A KENT Labour MP insists the party can recover from the bloody nose it suffered at the hands of voters in time to win the next general election.

Chatham and Aylesford MP Jonathan Shaw admitted the results of the local elections were poor but stressed that it did not mean that Labour’s prospects for the next general election could be written off.

Mr Blair has embarked on a wide-ranging reshuffle that has seen Home Secretary Charles Clarke sacked and a new job for education secretary Ruth Kelly.

John Prescott remains deputy Prime Minister but has lost responsibility for overseeing the growth agenda for Ashford and north Kent. That job will go to Ruth Kelly in a new local government department.

Mr Shaw said: "Obviously, we are not in the best position we have ever been in for the last nine years but the same kind of question about our fortunes could have been asked in 2004 when we lost heavily at the local elections and then went on to win the general election."

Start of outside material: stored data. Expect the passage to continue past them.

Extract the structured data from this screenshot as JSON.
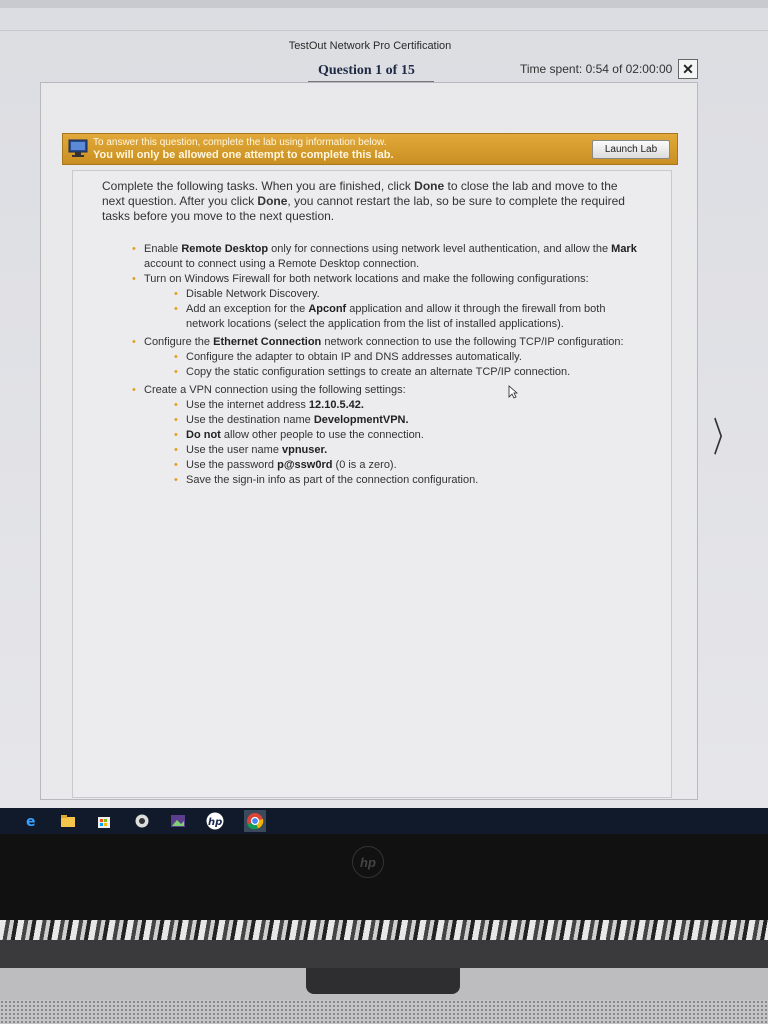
{
  "header": {
    "app_title": "TestOut Network Pro Certification",
    "question_label": "Question 1 of 15",
    "timer": "Time spent: 0:54 of 02:00:00",
    "close_symbol": "✕"
  },
  "banner": {
    "line1": "To answer this question, complete the lab using information below.",
    "line2": "You will only be allowed one attempt to complete this lab.",
    "launch_label": "Launch Lab"
  },
  "intro": {
    "t1": "Complete the following tasks. When you are finished, click ",
    "done1": "Done",
    "t2": " to close the lab and move to the next question. After you click ",
    "done2": "Done",
    "t3": ", you cannot restart the lab, so be sure to complete the required tasks before you move to the next question."
  },
  "tasks": {
    "t1": {
      "a": "Enable ",
      "b": "Remote Desktop",
      "c": " only for connections using network level authentication, and allow the ",
      "d": "Mark",
      "e": " account to connect using a Remote Desktop connection."
    },
    "t2": {
      "text": "Turn on Windows Firewall for both network locations and make the following configurations:",
      "s1": "Disable Network Discovery.",
      "s2a": "Add an exception for the ",
      "s2b": "Apconf",
      "s2c": " application and allow it through the firewall from both network locations (select the application from the list of installed applications)."
    },
    "t3": {
      "a": "Configure the ",
      "b": "Ethernet Connection",
      "c": " network connection to use the following TCP/IP configuration:",
      "s1": "Configure the adapter to obtain IP and DNS addresses automatically.",
      "s2": "Copy the static configuration settings to create an alternate TCP/IP connection."
    },
    "t4": {
      "text": "Create a VPN connection using the following settings:",
      "s1a": "Use the internet address ",
      "s1b": "12.10.5.42.",
      "s2a": "Use the destination name ",
      "s2b": "DevelopmentVPN.",
      "s3a": "Do not",
      "s3b": " allow other people to use the connection.",
      "s4a": "Use the user name ",
      "s4b": "vpnuser.",
      "s5a": "Use the password ",
      "s5b": "p@ssw0rd",
      "s5c": " (0 is a zero).",
      "s6": "Save the sign-in info as part of the connection configuration."
    }
  },
  "nav": {
    "next_symbol": "〉"
  },
  "taskbar": {
    "icons": [
      "edge-icon",
      "file-explorer-icon",
      "store-icon",
      "media-icon",
      "photos-icon",
      "hp-icon",
      "chrome-icon"
    ]
  },
  "laptop": {
    "logo_text": "hp"
  }
}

"Our share of the vote this time was broadly the same as 2004 so, yes, it is a position I think we can recover from and we have done so before but that does not mean the task ahead is straighforward. The results were bad but they are not the meltdown some people predicted."

The key issues were to maintain the stability of the economy and to deliver on public sector reforms, he added.

Mr Shaw, who is parliamentary private secretary to former education secretary Ruth Kelly, said her new role as the head of a new local government department, was good news for Kent in terms of the growth agenda for parts of the county.

Meanwhile, Conservative MP for Faversham and Mid Kent Hugh Roberston, said that while the party’s results were a good step forward, more progress was needed in other parts of the country.

"It was a good night of positive progress. The disappointment is that we did not do better in the conurbations in the north of the country and we do need a good local government base to make progress there.

"I would not say we are odds on to win the next general election but our chances of doing so have been much improved," he said.